A C#/XAML FlipView Context Indicator for Windows 8

This article presents a FlipView context indicator control for Windows 8 UI Style apps. FlipView is a Windows 8 items control that displays one item at a time. It allows traversing its collection of items through a horizontal flick gesture. There are some limitations in its usage. In an app, the maximum size of a flipview is the size of the page. If you make the FlipView wider than its container, you're just going to confuse your user (and probably also the runtime): does a horizontal flick triggers scrolling, or are we moving to the next (or previous) page ? This is one of the reasons why I personally prefer the single page GridView style over a FlipView. If you decide to stick to the FlipView, you're not only limited in the size of the data template. You'll also bump into another problem:  how are you going to make it clear to your user that he can navigate to other items ? Well, the Guidelines for FlipView Controls prescribe the usage of a context indicator, but they don't specify how it should look like.

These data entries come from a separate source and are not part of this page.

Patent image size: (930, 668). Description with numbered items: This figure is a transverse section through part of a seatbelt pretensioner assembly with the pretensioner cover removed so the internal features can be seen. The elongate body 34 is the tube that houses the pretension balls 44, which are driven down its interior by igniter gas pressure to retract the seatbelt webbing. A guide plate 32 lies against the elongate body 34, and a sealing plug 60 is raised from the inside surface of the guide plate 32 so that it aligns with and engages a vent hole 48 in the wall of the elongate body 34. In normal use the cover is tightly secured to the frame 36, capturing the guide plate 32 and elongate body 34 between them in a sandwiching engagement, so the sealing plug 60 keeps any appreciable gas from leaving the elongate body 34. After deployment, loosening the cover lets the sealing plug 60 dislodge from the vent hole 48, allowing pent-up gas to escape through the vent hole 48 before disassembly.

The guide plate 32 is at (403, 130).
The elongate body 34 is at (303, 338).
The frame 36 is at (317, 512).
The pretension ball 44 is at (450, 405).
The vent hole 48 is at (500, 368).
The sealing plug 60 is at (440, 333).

The official FlipView Control Sample only has a HTML/JS version. There used to be XAML/C# sample for the Release Preview -my control templates are based on it. But that sample app seems to have been lost in RTM translation. So the best functional example of a FlipView Context Indicator can be found in the store:

Here's how I built my control. Its design is very simple and so is the implementation. [Warning:spoiler in next statement] It is just a templated ListBox that is bound to the ItemsSource and SelectedItem of its associated FlipView.

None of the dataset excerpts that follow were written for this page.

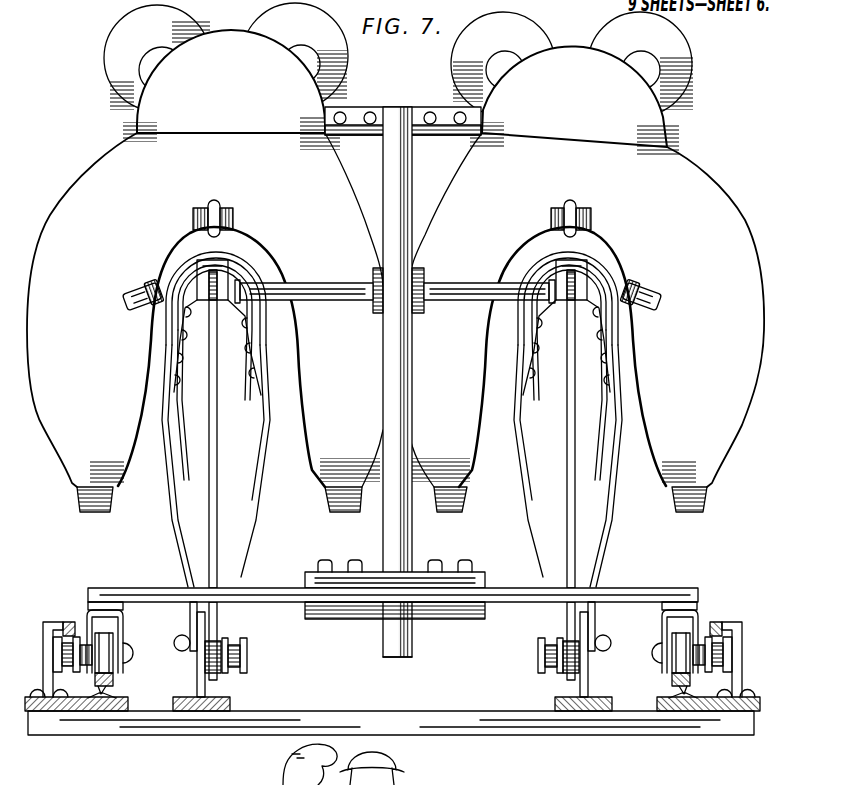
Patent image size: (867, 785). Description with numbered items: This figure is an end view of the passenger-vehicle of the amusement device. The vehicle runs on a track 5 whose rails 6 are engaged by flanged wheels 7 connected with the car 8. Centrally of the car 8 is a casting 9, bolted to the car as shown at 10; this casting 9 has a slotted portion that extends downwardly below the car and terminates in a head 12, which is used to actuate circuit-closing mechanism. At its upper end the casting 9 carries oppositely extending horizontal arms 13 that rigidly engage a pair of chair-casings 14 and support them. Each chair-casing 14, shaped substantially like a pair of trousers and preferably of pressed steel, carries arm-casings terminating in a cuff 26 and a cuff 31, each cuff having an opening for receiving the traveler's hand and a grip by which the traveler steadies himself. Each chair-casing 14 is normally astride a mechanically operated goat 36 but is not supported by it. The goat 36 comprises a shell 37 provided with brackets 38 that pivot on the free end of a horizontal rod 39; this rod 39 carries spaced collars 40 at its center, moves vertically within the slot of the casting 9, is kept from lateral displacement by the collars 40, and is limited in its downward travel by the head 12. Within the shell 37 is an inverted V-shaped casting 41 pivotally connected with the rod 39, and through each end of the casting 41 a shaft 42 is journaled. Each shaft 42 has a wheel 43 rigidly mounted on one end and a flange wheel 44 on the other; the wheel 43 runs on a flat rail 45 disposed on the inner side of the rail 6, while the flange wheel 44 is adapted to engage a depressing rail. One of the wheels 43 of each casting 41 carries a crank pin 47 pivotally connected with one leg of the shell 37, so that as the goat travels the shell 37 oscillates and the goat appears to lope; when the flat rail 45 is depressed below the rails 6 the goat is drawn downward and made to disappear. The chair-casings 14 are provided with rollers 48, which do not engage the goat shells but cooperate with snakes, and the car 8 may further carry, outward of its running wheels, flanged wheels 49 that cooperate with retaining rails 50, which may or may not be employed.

The track 5 is at (391, 707).
The rails 6 is at (100, 700).
The flanged wheels 7 is at (118, 672).
The car 8 is at (145, 588).
The casting 9 is at (412, 212).
The bolts 10 is at (445, 565).
The head 12 is at (413, 655).
The horizontal arms 13 is at (432, 107).
The chair-casing 14 is at (68, 188).
The cuff 26 is at (111, 43).
The cuff 31 is at (283, 45).
The goat 36 is at (392, 419).
The shell 37 is at (166, 505).
The brackets 38 is at (176, 365).
The horizontal rod 39 is at (353, 300).
The spaced collars 40 is at (420, 272).
The inverted V-shaped casting 41 is at (217, 537).
The shaft 42 is at (228, 641).
The wheel 43 is at (210, 690).
The flange wheel 44 is at (250, 660).
The flat rail 45 is at (215, 713).
The crank pin 47 is at (178, 640).
The rollers 48 is at (124, 300).
The flanged wheels 49 is at (58, 658).
The retaining rails 50 is at (70, 622).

In Visual Studio, I created a new project of the type 'Windows Store Apps Class Library' and added a new 'Templated Control'. I made that control inherit from ListBox. In the Generic.xaml resource dictionary, I added the two styles from the (now disappeared) FlipView Control Sample: a style for the ListBox itself (just a rectangle), and a style for the ListBoxItem (another rectangle). That's a lot of XAML to just define two rectangles.

I gave the control a dependency property -called FlipView- of the type ... FlipView:

public static readonly DependencyProperty FlipviewProperty =
    DependencyProperty.Register("Flipview", typeof(FlipView), typeof(FlipViewIndicator), new PropertyMetadata(null, FlipView_Changed));

        public FlipView Flipview
    get { return (FlipView)GetValue(FlipviewProperty); }
    set { SetValue(FlipviewProperty, value); }

When the property is assigned or changed -e.g. through XAML- I set the ItemsSource of the context indicator to the ItemsSource of the FlipView. I also create a two-way binding to the SelectedItem.

private static void FlipView_Changed(DependencyObject d, DependencyPropertyChangedEventArgs e)
    FlipViewIndicator that = d as FlipViewIndicator;
    FlipView flip = (e.NewValue as FlipView);
    that.ItemsSource = flip.ItemsSource;
    Binding binding = new Binding();
    binding.Mode = BindingMode.TwoWay;
    binding.Source = flip;
    binding.Path = new PropertyPath("SelectedItem");
    that.SetBinding(FlipViewIndicator.SelectedItemProperty, binding);

This way, the context indicator can be used to navigate through the items collection - just by tapping one of the small rectangles. That's why I made these rectangles wider than the ones in the Store. Here's how it looks like in the attached sample app. For the record: the flipview context indicator is the small bar in the lower left corner:

This app is just a FlipView and Context Indicator on a list of Belgian Super Heroes. The description is in Dutch, which may look weird if you don't know the language. But I assure you: if you translate them in English, they will still look weird. The bottom line is that Belgian Super Heroes evolved from men in mini skirts in the 1970s, to men in fluorescent leather catsuits in the 2010s:


O, I almost forgot: here's how to add the control on a page, and link it to a FlipView:

<FlipView x:Name="heroFlipView"
               ItemsSource="{Binding Heroes}">
<controls:FlipViewIndicator Flipview="{Binding ElementName=heroFlipView}"
                                        Margin="8" />

That's all there is.

Here's the code of the control and sample app. It was written in Visual Studio 2012 Ultimate, for the Windows 8 RTM: U2UConsult.Win8.FlipViewIndicatorSample.zip (587.48 kb)

Update: This is the very first version of the FlipViewIndicator. A newer version of this control is embedded in Tim Heuer's Callisto framework, were it will continue its life cycle.